I'm not saying they're good guys. I'm saying it's a massive national security win for us if they're not firing shots.

One of the most significant national security threats to the United States - a real one - is the threat of nuclear weapons. China is one of the world's major nuclear powers, and one of only two nations that could actually substantially destroy the United States. A "hot war" involving China is one of the gravest threats to our country. Things that reduce the chances of that happening, even by small amounts, have an enormous benefit to our security. And that benefit is probably larger than any of the detriments you outlined above.

I'll disagree with you here. America is actually home to a number of light and medium manufacturing shops and has existing infrastructure. Do we need more? Sure. But not nearly on par with the New Deal or whatever it is that Bernie Sanders wants.

It's not the same thing. We have manufacturing, but we can't do the type of labor-intensive low-value manufacturing at scale that would enable the critical product manufacturing that you want to be relocated here.

Those types of manufacturers can't be sustained in a vacuum. They need to cluster. They need to have access to vast pools of labor, other manufacturers who are making the parts and tools and components (and the tools and machinery that other manufacturers use to make the parts and components), and a transportation infrastructure capable of meeting their needs. And all those other firms and companies and actors can't come here if their only customers will be the specific "critical" manufacturers we deign to subsidize.

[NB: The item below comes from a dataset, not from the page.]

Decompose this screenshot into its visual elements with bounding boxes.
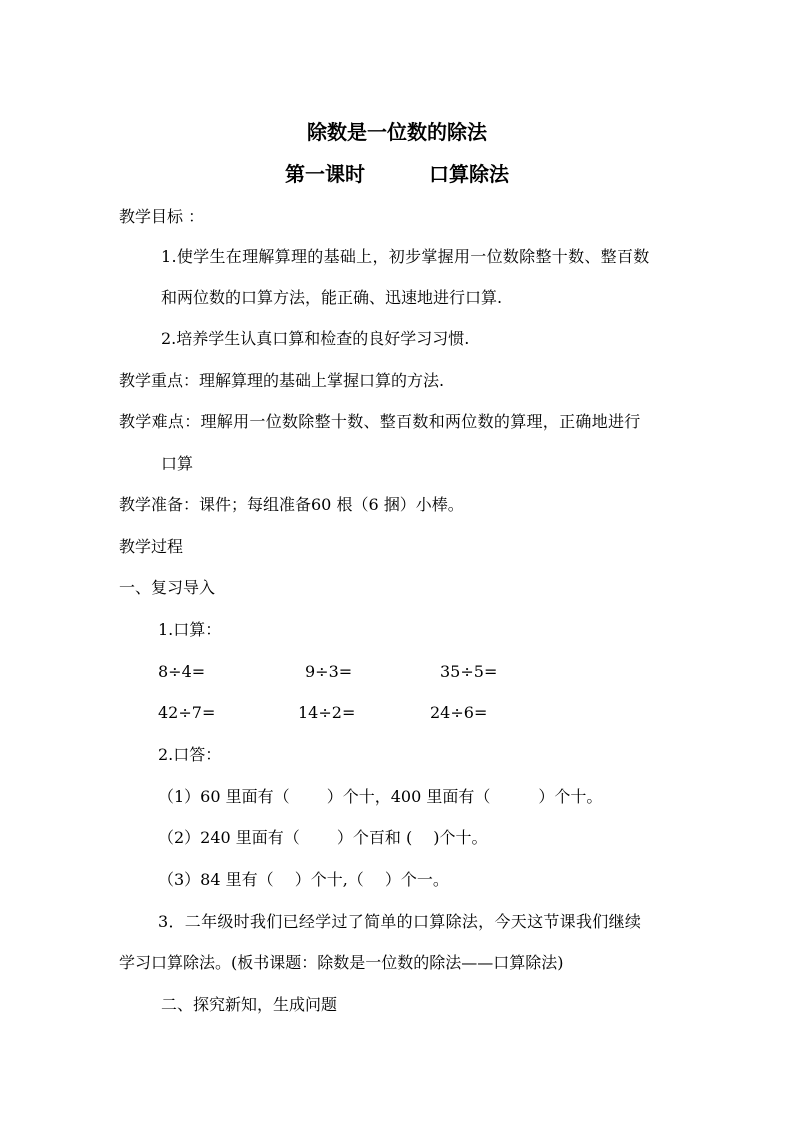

IOW, the stuff that the "critical" goods manufacturers need to have available to them is orders of magnitude greater than what we can currently provide in the U.S. We don't have, and can't have, a few million low-wage workers living in government-built SRO housing barracks waiting that can be used to flood the factory floors of countless low-value component manufacturers that make up the supply chain for the "critical" goods. We don't have, and won't fund, the type of massive public works, transportation, and utility infrastructure that needs to be undertaken by the national government in order to service all those factory floors. The "critical goods" that you'd prefer to have manufactured here are the tip of a big pyramid that supports their production, and you can't have that tip of the pyramid without building the whole pyramid. China was able to build that pyramid because their country was filled with uneducated subsistence farmers for whom the low-value factory jobs needed at the base of the pyramid were a massive step up in quality of life. The U.S. long ago moved past that point.

To build that pyramid here in the United States would require a complete reworking of our economy. There's absolutely no market basis for moving all that low-value manufacturing capacity here (the market doesn't care about national security, after all), so you would need a level of federal intervention in the private economy never before seen in the U.S. to make it happen. The federal government would have to wrench both capital and labor out of where it would normally go in response to market forces and mandate that it go into basic manufacturing and all the things that basic manufacturing needs, at 10x the level of difficulty that China had in doing that because our workers are already so well paid (relative to global levels). And we'd have to recreate all the public works and governmental projects that China spent the last several decades building - the roads and rails, the ports and shipping, the utility lines and power generation. Again, the government would have to do that (either directly or indirectly), because there's no market reason for any private actors to be doing any of that. You can't do it with tariffs.

That undertaking would run contrary to everything the GOP stands for in domestic policy. It would run contrary to nearly all of what most Democrats would support, since the center of even the Democratic party wouldn't be okay with that level of government direction of the national economy. Only the far left of the Democratic party - the Sanders wing - would be comfortable with subordinating the market to the direction of the government to that extent.